Synergistic Effects of Complex Cu Species in Cu–MgO Catalysts for the Water Gas Shift Reaction

The structures of active components in practical solid catalysts are seldom homogeneous, which makes it challenging to explore the synergistic effect among the complex catalyst components in heterogeneous catalysis. The active structure of Cu-based catalysts, which are widely used in water gas shift reactions and other important industrial reactions, has been debated. This work prepared Cu–MgO catalysts with the copresence of Cu particles and Cu atoms to investigate the synergistic effects of these Cu species. We found that the Cu nanoparticles served to adsorb and activate the reactant molecule of CO, while the atomic Cu species at the surface of the MgO lattice might exist as the Mg2Cu2–Ov site for water dissociation. The presence of surface-substituted Cu atoms modulated the reactivity of adjacent oxygen vacancy in the MgO surface, enhanced the ability of H2O dissociation to form reactive –OH species, and allowed the oxygen vacancies to recycle, contributing to the continuation of the reaction.
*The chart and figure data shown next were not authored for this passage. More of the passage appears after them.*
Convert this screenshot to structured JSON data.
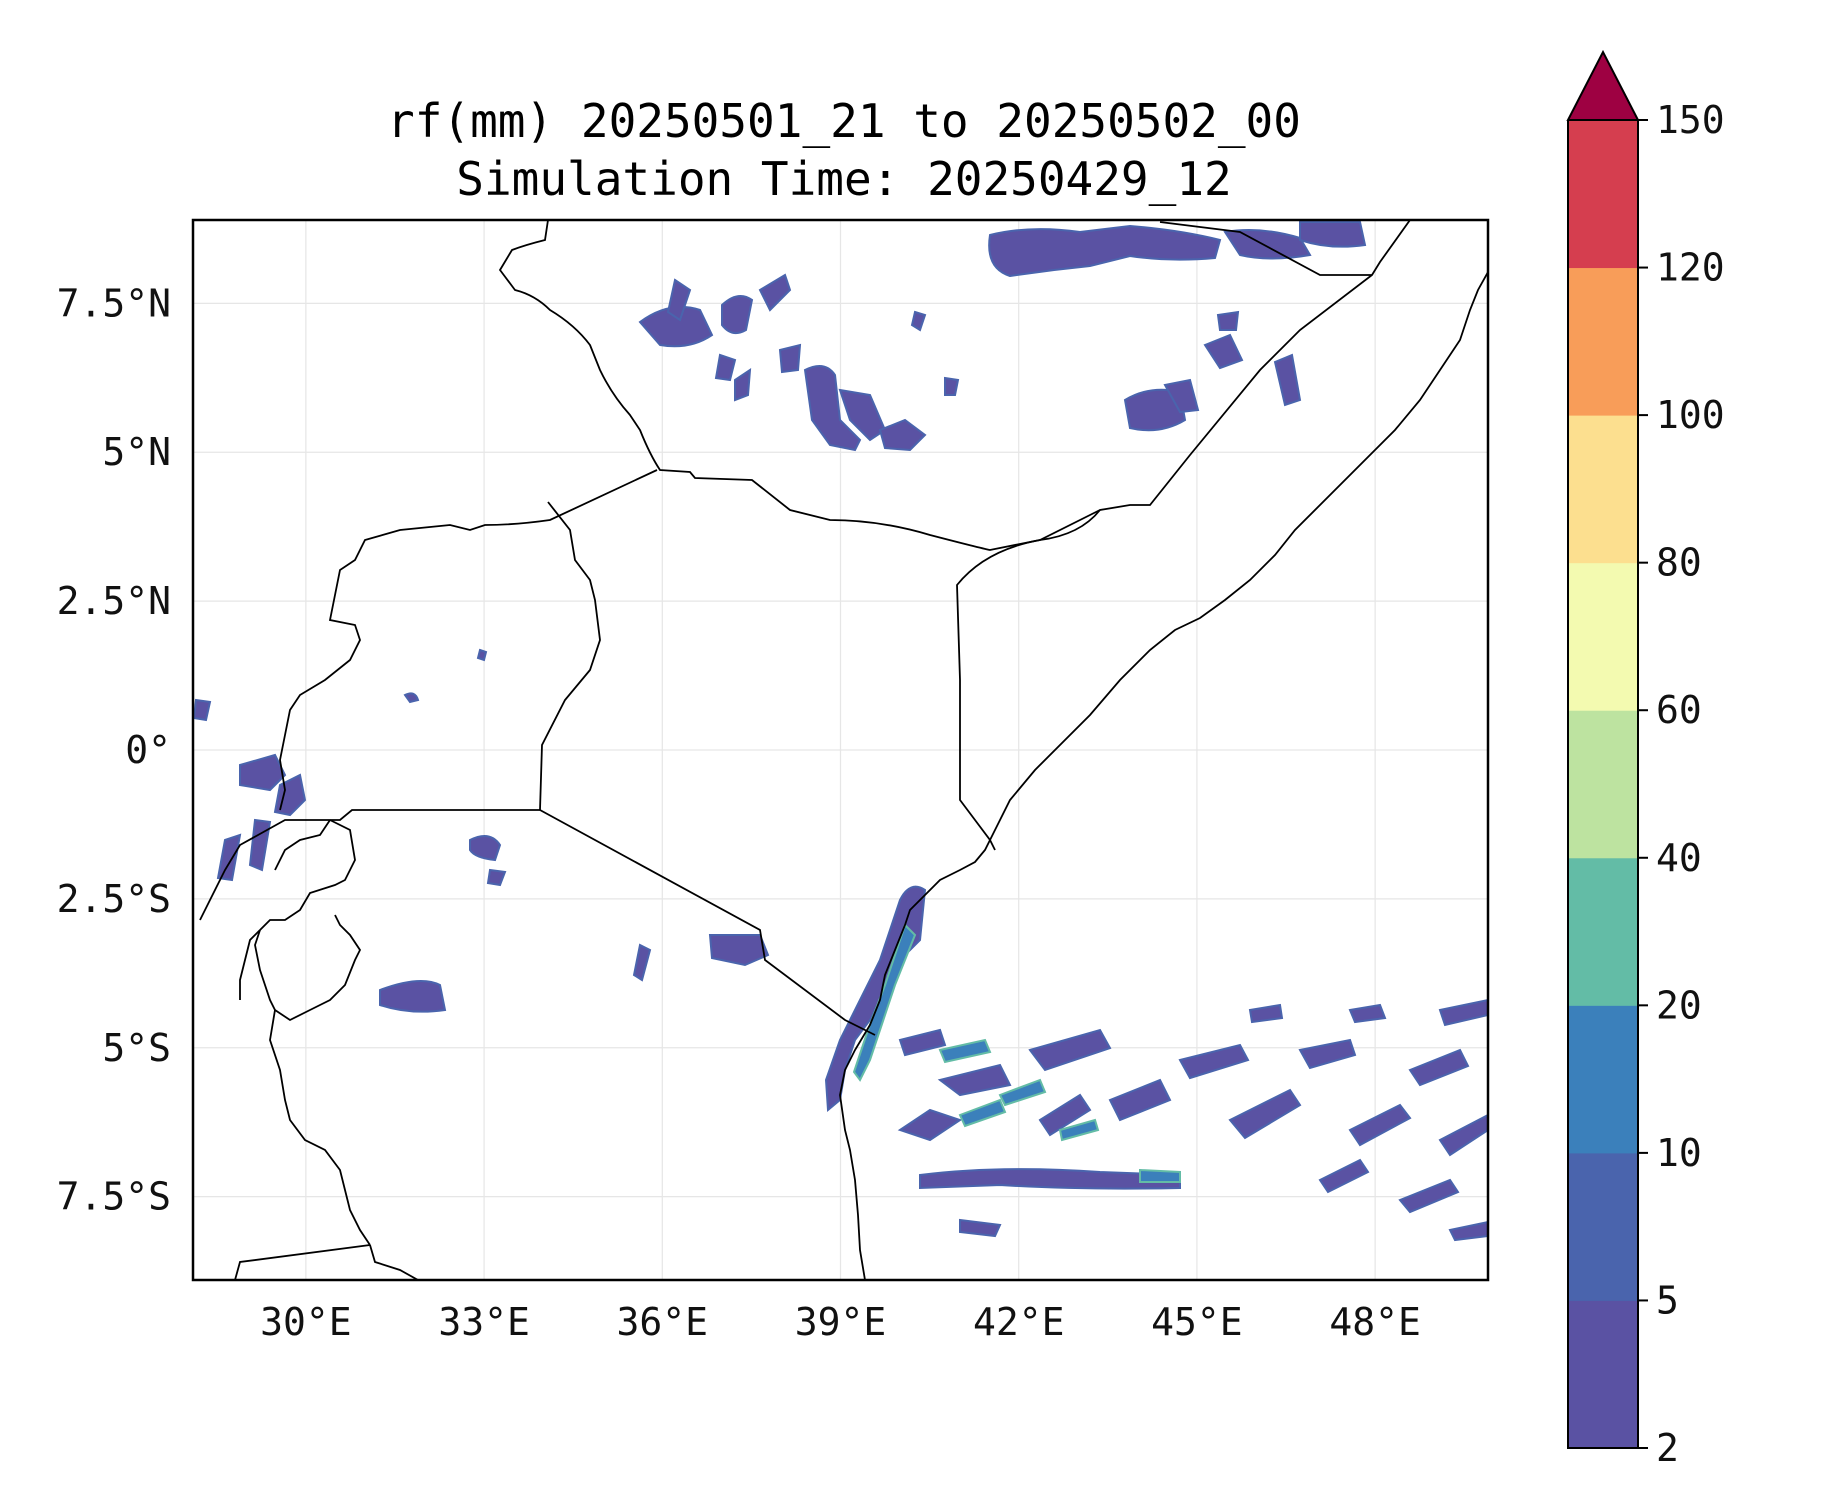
{
  "figure": {
    "title_line1": "rf(mm) 20250501_21 to 20250502_00",
    "title_line2": "Simulation Time: 20250429_12"
  },
  "chart_data": {
    "type": "heatmap",
    "lon_range": [
      28.1,
      49.9
    ],
    "lat_range": [
      -8.9,
      8.9
    ],
    "x_ticks": [
      {
        "value": 30,
        "label": "30°E"
      },
      {
        "value": 33,
        "label": "33°E"
      },
      {
        "value": 36,
        "label": "36°E"
      },
      {
        "value": 39,
        "label": "39°E"
      },
      {
        "value": 42,
        "label": "42°E"
      },
      {
        "value": 45,
        "label": "45°E"
      },
      {
        "value": 48,
        "label": "48°E"
      }
    ],
    "y_ticks": [
      {
        "value": 7.5,
        "label": "7.5°N"
      },
      {
        "value": 5,
        "label": "5°N"
      },
      {
        "value": 2.5,
        "label": "2.5°N"
      },
      {
        "value": 0,
        "label": "0°"
      },
      {
        "value": -2.5,
        "label": "2.5°S"
      },
      {
        "value": -5,
        "label": "5°S"
      },
      {
        "value": -7.5,
        "label": "7.5°S"
      }
    ],
    "grid": true,
    "colorbar": {
      "levels": [
        2,
        5,
        10,
        20,
        40,
        60,
        80,
        100,
        120,
        150
      ],
      "labels": [
        "2",
        "5",
        "10",
        "20",
        "40",
        "60",
        "80",
        "100",
        "120",
        "150"
      ],
      "colors": [
        "#5a52a3",
        "#4a64ad",
        "#3b80bb",
        "#63bca6",
        "#bde3a0",
        "#f3fab0",
        "#fcdf8f",
        "#f89d59",
        "#d53e4f"
      ],
      "extend_color": "#9e0142",
      "extend": "max"
    }
  }
}
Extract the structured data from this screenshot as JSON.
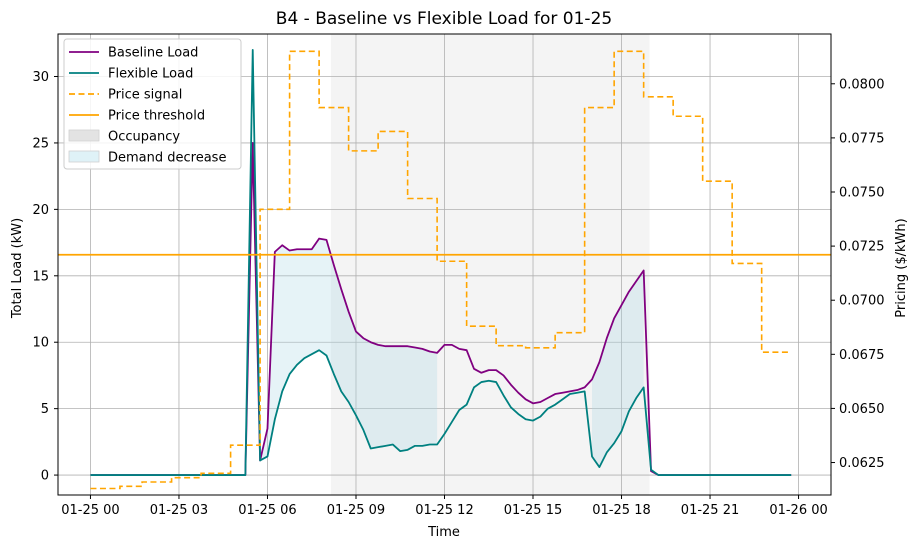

A volcano-type relation of catalytic performance versus Cu0/Cu2+ ratio has been established, revealing the existence of synergy between Cu particles and Cu atoms. In addition, due to this synergistic effect, the optimized Cu–MgO catalyst shows a very high activity with a CO conversion rate of 1119 μmolCO gCu–1 s–1 at 300 °C. This work revealed the synergistic effect of different Cu species in the Cu–MgO catalysts, which was important for unraveling the contribution of complex components to catalytic performance.